Are Homosexuals Less Safe under Obama?

By Wendy Wright | February 5, 2013

As John Kerry replaces Hillary Clinton as US Secretary of State, the White House made clear that Hillary’s priority of women’s rights will carry on. What, some wonder, will happen with another top priority – a totalitarian insistence on LGBT rights, to the point of threatening aid to developing countries?

Some UN delegates believe LGBT was Hillary’s priority, not necessarily President Obama’s. Ironically, one commentator believes Obama’s overall foreign policy will make life more dangerous for homosexuals in other countries.

Abe Greenwald wrote in the magazine Commentary in 2011 that Obama’s global push for homosexual and transgender rights are empty words since he simultaneously is causing America to militarily retreat from the world stage. In “Obama’s Gay Rights Pander,” he calls Obama’s memo requiring every U.S. agency involved in foreign work to promote LGBT rights, “hollow activism.” Why?

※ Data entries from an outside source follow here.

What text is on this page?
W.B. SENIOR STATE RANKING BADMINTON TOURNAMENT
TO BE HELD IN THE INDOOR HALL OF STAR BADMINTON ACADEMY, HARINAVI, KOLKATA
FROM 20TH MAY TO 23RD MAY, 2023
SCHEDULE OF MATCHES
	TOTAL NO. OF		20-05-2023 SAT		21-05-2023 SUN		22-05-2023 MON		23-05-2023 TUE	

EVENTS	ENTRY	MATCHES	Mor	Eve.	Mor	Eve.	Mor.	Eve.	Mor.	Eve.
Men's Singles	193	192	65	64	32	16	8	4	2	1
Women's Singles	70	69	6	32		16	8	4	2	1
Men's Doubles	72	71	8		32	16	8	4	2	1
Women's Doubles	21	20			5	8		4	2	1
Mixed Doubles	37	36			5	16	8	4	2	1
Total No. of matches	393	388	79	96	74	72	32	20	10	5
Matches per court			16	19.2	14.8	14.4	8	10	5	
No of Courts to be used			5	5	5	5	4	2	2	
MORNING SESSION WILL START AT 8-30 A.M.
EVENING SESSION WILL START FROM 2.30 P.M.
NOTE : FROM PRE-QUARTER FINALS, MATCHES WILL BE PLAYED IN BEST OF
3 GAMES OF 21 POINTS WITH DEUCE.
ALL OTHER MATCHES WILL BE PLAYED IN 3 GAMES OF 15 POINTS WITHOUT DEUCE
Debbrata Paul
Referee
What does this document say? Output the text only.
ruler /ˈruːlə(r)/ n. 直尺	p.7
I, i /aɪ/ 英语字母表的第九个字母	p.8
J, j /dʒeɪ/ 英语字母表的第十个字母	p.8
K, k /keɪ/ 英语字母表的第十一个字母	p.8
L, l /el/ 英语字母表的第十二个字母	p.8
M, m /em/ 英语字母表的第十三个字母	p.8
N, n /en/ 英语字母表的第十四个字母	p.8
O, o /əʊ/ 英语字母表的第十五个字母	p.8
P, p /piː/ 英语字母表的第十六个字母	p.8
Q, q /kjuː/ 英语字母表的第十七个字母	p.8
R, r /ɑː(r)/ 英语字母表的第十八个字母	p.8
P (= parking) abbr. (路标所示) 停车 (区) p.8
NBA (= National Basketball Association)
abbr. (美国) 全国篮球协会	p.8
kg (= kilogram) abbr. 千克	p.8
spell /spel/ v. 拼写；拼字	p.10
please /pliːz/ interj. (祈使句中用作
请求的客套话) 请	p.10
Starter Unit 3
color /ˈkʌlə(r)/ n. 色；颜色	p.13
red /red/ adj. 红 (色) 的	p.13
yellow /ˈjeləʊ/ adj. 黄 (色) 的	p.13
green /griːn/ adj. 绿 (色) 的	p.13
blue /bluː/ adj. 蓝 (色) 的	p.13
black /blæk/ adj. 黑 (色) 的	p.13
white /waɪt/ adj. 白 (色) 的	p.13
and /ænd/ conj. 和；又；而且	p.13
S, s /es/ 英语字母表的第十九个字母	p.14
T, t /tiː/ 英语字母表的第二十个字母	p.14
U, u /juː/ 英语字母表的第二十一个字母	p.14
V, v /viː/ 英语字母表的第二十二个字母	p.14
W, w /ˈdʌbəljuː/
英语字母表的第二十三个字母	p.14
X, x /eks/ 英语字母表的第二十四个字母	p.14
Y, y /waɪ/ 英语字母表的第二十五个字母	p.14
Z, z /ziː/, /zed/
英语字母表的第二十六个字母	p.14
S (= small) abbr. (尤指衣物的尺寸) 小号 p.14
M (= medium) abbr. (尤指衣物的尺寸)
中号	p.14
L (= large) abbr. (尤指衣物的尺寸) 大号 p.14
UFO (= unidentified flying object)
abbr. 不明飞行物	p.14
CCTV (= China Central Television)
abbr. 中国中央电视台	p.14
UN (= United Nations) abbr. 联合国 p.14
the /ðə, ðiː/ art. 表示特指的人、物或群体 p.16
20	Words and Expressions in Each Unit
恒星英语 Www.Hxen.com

Think about it. At the end of this year, the United States will cease to be a military presence in Iraq. Here’s whose influence will grow in Iraq once the U.S. leaves: Al-Qaeda, whose new leader once shot a male teenage rape victim in the head for the “crime” of homosexuality. You read that right. The boy was first deemed gay for having been raped and then killed for being gay.

Austin Ruse points out there is no need to play identity politics by singling out homosexuals for particular protection – they are covered, as are all human beings, in “international treaties that specifically protect [against] such harms [of violence] including the 1966 covenants that brought the Universal Declaration of Human Rights into legal force, the treaty against torture, and others.”

Greenwald notes:

Although George W. Bush is vilified by many in the gay community for talking about the sanctity of marriage, the freedom agenda he instituted did more for global human rights—gay or otherwise—than any speech or memo that might warm your heart. Sorry if it addressed freedom in the broad and embarrassing language that actually inspires action and not the chic shorthand of identity advocacy . . . The new Obama policy is just more trendy dress for the administration’s pivot away from the defense of human freedom.

John Kerry leaped onto the national stage decades ago by trashing America’s military. Will his and Obama’s low view of America – and of the moral underpinnings that made the U.S. strong – ultimately make the world less safe?